Good Day to Walk Off Your Job and Join a Demonstration

Expect a four-mile progression of mostly immigrant workers and the blue-collar citizens who love them. It's nothing new for immigrants (legal and illegal) to be the ones fighting for labor rights in this country. Indeed, they were a huge part of what we'll call the labor movement heyday now about a century ago.
photo courtesy of pdgibson
According to the Times:
May Day marches are planned in several U.S. cities, including Los Angeles and Chicago. Activists with El Comité Pro Reforma Migratoria y Justicia Social (Committee for Immigration Reform and Social Justice), key organizers of the Seattle demonstration, expect about 3,000 participants in the march, scheduled to start at 4 p.m. at Judkins Park in the Central Area, run through the International District onto Fourth Avenue and end at Seattle Center.

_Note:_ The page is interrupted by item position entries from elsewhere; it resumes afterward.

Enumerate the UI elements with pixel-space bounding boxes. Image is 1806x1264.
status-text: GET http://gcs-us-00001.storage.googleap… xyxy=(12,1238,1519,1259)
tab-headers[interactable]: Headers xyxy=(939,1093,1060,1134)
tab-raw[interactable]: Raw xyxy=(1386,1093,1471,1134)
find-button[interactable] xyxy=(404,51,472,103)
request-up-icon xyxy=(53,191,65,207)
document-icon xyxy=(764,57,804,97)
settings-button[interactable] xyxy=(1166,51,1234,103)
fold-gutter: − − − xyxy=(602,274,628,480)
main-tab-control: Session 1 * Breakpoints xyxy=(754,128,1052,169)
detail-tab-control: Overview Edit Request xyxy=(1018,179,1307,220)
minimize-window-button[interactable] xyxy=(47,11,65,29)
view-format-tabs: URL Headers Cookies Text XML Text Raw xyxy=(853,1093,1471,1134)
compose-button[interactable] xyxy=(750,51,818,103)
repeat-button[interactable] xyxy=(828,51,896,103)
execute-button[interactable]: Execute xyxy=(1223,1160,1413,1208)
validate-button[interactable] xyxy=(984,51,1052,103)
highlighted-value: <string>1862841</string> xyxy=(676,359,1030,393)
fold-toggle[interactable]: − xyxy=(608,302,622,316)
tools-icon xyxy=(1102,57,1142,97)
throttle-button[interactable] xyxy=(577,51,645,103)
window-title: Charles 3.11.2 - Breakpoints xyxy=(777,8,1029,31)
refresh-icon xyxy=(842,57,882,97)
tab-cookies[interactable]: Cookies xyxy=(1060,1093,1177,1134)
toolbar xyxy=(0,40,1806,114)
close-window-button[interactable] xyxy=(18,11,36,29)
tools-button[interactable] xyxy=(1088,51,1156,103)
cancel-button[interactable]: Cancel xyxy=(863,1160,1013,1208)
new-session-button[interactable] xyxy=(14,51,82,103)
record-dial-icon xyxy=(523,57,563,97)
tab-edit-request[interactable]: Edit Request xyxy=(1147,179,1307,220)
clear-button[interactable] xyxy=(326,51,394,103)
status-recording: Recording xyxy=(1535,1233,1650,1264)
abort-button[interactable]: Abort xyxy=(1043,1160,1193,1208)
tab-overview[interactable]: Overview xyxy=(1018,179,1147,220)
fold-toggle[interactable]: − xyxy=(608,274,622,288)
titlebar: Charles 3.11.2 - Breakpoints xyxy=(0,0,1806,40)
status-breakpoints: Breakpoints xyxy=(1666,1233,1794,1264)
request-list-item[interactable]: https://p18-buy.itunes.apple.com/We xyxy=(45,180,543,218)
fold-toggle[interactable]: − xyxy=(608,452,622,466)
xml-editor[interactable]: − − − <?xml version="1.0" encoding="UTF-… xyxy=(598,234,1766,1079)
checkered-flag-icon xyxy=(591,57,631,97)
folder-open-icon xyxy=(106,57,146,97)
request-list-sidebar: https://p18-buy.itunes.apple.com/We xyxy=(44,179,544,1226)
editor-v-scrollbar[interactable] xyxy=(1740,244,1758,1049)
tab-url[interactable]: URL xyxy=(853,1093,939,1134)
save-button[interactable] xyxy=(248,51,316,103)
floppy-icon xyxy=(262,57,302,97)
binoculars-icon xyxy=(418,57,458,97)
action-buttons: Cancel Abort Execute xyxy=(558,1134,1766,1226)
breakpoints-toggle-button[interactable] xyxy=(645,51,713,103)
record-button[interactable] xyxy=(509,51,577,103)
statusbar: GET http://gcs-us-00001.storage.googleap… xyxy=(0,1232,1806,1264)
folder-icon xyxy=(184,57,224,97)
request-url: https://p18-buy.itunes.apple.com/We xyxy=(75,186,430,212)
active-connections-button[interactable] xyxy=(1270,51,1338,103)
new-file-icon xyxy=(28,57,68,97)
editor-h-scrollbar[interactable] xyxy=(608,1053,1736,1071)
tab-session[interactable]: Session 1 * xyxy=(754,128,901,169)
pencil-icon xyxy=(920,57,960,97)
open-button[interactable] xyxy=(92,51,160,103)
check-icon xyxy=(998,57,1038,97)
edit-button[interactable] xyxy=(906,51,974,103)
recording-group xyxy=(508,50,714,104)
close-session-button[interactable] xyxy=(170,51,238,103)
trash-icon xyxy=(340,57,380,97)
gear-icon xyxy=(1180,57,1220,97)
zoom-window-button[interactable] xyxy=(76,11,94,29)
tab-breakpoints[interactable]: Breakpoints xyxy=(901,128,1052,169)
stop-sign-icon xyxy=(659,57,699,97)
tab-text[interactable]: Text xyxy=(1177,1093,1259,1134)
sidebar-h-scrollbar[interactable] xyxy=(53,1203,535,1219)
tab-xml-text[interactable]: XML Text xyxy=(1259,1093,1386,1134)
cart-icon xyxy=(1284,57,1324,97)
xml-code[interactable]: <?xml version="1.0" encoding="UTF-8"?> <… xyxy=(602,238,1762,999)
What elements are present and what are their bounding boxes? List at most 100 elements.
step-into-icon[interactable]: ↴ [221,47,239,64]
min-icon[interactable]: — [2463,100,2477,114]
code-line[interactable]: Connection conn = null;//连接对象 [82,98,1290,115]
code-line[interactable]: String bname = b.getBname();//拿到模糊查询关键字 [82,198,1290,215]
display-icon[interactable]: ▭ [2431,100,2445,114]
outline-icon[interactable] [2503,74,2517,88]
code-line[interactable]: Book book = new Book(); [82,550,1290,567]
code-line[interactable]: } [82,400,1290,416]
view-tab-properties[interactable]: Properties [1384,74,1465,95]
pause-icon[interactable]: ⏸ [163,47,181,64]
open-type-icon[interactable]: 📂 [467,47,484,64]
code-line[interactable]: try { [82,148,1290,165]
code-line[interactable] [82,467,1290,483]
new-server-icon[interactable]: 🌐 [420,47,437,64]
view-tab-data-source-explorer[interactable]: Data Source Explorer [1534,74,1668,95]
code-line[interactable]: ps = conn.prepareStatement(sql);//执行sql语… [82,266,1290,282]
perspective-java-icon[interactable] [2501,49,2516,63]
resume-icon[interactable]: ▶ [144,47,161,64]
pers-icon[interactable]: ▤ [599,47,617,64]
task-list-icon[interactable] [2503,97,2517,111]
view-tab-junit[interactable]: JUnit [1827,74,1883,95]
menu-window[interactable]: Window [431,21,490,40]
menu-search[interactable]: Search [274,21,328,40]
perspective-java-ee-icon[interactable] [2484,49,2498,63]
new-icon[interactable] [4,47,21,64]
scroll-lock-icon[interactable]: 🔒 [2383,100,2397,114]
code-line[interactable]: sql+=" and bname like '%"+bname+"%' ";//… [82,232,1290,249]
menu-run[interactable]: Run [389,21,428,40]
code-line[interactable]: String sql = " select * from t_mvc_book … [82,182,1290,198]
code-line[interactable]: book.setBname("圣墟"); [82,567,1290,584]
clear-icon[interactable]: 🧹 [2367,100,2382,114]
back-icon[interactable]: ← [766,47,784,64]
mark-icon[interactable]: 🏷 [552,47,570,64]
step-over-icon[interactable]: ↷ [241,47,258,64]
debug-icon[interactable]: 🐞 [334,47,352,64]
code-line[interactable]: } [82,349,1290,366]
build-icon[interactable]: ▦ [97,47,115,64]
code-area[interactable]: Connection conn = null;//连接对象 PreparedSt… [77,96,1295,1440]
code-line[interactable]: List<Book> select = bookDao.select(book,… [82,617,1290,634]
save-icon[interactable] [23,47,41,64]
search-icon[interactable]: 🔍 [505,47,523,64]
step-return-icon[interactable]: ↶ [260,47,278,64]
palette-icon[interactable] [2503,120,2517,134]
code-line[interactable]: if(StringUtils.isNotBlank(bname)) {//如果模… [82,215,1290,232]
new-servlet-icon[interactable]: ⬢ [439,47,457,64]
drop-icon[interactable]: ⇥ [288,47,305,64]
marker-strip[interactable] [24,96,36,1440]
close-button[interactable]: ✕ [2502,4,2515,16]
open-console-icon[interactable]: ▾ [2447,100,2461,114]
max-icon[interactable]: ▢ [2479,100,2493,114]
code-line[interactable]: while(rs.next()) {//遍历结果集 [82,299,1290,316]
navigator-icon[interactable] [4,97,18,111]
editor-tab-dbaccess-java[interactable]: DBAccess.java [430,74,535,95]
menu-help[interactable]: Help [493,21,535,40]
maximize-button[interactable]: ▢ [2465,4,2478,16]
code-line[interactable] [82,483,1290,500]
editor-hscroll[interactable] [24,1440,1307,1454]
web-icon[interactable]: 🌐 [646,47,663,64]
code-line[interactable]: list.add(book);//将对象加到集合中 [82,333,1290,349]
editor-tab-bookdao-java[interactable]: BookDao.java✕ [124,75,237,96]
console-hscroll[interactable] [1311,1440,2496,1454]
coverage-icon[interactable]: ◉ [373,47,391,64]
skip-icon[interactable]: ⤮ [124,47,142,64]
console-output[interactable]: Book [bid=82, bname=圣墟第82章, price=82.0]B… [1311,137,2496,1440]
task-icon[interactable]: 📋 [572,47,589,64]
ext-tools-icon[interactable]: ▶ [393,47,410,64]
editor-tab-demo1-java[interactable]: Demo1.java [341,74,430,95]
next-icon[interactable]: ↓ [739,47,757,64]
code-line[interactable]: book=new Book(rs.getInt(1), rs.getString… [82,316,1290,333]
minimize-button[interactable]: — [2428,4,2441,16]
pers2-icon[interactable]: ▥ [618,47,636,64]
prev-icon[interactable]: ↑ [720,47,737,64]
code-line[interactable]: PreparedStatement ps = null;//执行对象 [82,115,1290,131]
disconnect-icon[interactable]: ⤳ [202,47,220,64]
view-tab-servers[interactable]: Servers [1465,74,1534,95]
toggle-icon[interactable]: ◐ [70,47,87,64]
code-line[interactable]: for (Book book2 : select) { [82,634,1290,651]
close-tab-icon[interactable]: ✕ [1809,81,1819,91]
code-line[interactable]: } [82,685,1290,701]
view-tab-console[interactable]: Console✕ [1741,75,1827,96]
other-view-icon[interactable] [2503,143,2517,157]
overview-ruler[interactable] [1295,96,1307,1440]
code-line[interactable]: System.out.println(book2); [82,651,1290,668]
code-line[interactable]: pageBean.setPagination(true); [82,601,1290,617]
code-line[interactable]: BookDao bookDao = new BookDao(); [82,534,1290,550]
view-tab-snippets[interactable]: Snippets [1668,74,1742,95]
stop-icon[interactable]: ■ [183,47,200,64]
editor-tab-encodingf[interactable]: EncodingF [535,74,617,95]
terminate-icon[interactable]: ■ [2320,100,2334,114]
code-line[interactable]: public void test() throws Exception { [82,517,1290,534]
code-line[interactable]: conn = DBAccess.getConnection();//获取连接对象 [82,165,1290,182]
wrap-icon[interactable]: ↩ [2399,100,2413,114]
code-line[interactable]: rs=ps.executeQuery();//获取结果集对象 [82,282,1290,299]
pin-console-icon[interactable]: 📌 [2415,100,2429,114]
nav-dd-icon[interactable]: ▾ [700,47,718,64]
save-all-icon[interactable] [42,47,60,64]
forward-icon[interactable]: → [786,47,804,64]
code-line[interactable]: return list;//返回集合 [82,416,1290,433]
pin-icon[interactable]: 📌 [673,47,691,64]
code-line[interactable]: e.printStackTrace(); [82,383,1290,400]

Meanwhile, the Minutemen who patrol the borders will be demonstrating...um, against workers rights?...in Yakima and Seattle. A Minutemen representative told the Times, "...Immigration is not a phenomenon of just Southern California or New York. Now it's all over, and with it all the cultural changes that immigrants bring." Maybe someone should clue her into the centuries-old history of immigrants in America, how it was founded by and for immigrants, how the only reason she's here is because of immigrants, how they've always been everywhere in this country, and will continue to emigrate here as long as we have jobs for them, some semblance of respect for human rights, and that good ol' American dream.
(To be fair, the Minutemen probably demonstrating against illegal immigrants, while the immigrants and others will be demonstrating for the right to work safely and fairly.)